約30分の小探索、『火星への旅』宮本正太郎(駸々堂ユニコンカラー双書/昭和52)420円、こじんまりと買う。

宮本正太郎「火星への旅」表紙
『火星への旅』宮本正太郎
(駸々堂ユニコンカラー双書/昭和52)

折角だから食料品売場に赴き、宝カンチューハイなど買い求め、帰り道、一杯ひっかけながらぶらぶら歩く。土堤を走る黄色い電車を、陽光がいっそう黄色に光らせる。
国分寺で途中下車。
北口の、このあいだは臨時休業にぶつかった才谷屋書店を訪れて、『遊星よりの昆虫軍X』ジョン・スラデック(ハヤカワ文庫/1992)150円。

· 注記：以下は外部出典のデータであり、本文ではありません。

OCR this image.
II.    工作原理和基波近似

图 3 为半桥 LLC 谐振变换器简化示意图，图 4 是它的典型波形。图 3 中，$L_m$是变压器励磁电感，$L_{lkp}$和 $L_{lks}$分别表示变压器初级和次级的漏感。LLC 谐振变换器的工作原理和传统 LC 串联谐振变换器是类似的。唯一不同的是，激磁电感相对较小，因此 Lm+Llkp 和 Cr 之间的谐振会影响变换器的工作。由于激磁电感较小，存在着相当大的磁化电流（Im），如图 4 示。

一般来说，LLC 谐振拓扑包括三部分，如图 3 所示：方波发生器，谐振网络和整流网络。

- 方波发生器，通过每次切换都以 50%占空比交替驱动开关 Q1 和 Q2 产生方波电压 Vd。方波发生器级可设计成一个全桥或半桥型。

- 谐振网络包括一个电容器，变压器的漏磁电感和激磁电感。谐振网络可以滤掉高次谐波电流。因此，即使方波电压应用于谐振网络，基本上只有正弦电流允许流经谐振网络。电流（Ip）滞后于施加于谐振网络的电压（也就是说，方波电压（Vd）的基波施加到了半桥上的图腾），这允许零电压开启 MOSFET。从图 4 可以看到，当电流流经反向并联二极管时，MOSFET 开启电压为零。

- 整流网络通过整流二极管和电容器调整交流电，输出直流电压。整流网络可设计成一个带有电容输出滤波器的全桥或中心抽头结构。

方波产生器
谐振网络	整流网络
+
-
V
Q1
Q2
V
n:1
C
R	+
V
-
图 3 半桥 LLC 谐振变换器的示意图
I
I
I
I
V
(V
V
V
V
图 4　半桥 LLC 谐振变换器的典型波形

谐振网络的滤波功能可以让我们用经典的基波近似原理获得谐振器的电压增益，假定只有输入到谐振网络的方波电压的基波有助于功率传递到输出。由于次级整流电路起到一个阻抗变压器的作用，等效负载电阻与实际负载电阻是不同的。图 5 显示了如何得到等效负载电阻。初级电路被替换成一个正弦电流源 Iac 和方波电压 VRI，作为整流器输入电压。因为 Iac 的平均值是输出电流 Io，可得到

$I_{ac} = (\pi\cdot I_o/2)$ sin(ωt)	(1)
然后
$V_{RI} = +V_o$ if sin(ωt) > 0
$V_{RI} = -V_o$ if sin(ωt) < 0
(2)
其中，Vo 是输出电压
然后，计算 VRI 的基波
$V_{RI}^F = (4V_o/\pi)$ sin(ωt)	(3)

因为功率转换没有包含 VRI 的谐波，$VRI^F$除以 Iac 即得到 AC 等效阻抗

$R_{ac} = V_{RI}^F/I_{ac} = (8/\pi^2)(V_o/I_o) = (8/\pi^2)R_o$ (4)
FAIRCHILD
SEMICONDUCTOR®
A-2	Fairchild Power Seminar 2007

店内の床には紐で縛ったままの書物の山と、帳場の机には値札がたくさん。これから即売展の準備をするのかもしれない。
何年振りかの名曲喫茶でんえんで珈琲を飲んで帰る。

【2023年10月追記】スーパーマーケットの古本市
スーパーマーケットで古本市が行なわれていた時代がありました。
昭和40年代から50年代にかけてが全盛期ということになるのでしょうか。
どこで、どのくらい行なっていたのか、具体的な当時の状況は詳らかにしませんが、東京周辺、神奈川、千葉、埼玉などでは、郊外店を中心として頻繁に催されていたようです。
ブックオフはもちろんまだありませんし、気安く立ち寄れるリサイクル系古書店も少なかった時代ですから、日常の買物先に突如現われる古本市は、大いに歓迎されたようです。

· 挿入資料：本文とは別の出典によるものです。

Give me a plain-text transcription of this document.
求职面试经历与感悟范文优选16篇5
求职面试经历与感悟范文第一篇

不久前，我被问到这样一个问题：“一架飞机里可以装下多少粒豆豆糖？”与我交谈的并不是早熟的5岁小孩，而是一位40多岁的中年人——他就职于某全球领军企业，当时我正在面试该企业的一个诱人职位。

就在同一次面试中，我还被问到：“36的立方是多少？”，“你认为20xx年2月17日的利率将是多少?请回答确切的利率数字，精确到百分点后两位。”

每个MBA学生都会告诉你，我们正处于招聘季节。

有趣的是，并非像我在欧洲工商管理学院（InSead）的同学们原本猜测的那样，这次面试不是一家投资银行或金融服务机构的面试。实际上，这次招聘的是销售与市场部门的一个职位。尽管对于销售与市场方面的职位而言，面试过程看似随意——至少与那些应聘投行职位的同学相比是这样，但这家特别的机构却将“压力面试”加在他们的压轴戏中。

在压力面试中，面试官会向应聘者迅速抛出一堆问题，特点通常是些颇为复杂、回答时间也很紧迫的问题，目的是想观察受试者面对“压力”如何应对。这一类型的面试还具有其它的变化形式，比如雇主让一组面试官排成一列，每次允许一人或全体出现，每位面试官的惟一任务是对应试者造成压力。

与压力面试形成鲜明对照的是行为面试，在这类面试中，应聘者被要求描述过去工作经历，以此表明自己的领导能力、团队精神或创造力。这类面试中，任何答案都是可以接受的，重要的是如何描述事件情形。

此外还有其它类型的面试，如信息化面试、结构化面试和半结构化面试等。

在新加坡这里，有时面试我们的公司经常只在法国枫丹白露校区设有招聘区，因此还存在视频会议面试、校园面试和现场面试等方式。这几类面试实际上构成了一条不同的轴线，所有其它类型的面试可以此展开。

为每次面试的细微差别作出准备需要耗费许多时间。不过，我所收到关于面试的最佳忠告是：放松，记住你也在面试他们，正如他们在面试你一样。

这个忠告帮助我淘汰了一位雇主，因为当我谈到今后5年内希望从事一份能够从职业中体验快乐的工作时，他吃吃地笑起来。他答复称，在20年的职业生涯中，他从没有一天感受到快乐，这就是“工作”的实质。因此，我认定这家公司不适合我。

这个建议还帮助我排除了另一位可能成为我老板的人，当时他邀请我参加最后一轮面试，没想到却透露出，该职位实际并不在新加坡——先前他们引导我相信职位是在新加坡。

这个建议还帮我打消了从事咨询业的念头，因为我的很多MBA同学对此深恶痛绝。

並べるそばから飛ぶように売れて補充が追いつかない、なんていう逸話も残っているようですし、スーパーからスーパーへ、行商のように古本市を巡回して、それだけで経営が成り立つ古本屋さんもあったそうです。
本や雑誌が、娯楽の中核であり、また有力な情報源を担っていた時代でした。
昭和40年代より以前にお生まれであれば、実際に目にされた方も多いのではないでしょうか。
私自身、中学生の時分には、近所の西友やイトーヨーカ堂で、何度か古本市に遭遇した覚えがあります。

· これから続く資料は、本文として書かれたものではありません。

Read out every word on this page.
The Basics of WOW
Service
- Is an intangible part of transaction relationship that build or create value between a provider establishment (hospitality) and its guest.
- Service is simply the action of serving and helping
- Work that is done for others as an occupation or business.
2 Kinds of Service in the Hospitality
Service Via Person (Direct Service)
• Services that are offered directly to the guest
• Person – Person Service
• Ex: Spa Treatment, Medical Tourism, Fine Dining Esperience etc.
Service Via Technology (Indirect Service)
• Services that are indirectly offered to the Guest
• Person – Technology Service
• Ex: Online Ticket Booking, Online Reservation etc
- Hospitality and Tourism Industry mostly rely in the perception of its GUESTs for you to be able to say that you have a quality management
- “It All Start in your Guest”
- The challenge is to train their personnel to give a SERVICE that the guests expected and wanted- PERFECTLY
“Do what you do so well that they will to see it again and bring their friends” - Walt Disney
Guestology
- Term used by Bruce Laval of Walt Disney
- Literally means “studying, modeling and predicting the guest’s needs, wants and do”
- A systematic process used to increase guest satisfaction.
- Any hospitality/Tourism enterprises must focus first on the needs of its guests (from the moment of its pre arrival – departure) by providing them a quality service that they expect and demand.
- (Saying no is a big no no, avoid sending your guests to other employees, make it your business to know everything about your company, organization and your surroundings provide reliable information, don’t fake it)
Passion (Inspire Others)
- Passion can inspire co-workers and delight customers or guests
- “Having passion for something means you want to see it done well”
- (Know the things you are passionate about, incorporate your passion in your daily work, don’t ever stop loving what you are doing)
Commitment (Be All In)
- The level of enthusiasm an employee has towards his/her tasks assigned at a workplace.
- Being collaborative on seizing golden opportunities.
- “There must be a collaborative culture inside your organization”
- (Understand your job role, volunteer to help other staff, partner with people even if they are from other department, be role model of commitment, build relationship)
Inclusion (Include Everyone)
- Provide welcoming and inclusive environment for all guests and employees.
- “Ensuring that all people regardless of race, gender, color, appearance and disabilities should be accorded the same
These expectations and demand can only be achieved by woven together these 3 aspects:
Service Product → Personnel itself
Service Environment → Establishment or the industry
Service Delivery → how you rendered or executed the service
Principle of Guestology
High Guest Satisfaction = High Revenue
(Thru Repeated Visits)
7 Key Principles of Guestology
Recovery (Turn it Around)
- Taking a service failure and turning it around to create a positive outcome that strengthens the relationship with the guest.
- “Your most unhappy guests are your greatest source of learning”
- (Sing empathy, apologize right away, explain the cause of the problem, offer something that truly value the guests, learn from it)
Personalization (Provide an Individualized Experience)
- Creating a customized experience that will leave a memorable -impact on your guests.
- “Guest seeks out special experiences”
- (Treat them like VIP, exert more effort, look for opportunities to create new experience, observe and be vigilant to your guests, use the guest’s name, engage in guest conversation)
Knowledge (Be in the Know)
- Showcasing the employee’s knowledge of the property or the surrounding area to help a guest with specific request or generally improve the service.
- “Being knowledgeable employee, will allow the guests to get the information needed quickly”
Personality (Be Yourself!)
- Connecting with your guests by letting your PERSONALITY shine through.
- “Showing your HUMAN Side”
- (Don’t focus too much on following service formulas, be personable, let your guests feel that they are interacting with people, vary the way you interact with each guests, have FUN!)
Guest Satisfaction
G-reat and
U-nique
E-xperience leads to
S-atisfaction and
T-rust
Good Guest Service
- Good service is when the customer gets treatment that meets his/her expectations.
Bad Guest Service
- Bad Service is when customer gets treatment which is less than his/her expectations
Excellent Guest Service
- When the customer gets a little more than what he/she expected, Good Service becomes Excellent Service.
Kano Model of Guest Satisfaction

昭和末から平成初期(1980年代から90年代)にかけて、おそらく総合スーパーでの古本市は撤退が相次いだのではないかと思われます。
その後の小売業態の変化に合わせ、近年はショッピングモールなど複合型の大規模商業施設を会場にした古本市がいくつか開かれています。
21世紀になって、まったく消え果ててしまったわけではないとはいえ、この日のダイエー大古書市は、残り火のひとつであったと言えそうです。隆盛を極めた一時代は過ぎ去りました。
古本を満載した自動車が、あちこちのスーパーマーケットを目掛けて走りまわる。西友で古本市とか、今から思えば夢のような話でもありますが、いつの世も、今も、後々から振り返れば等しく夢の一幕でありましょうか。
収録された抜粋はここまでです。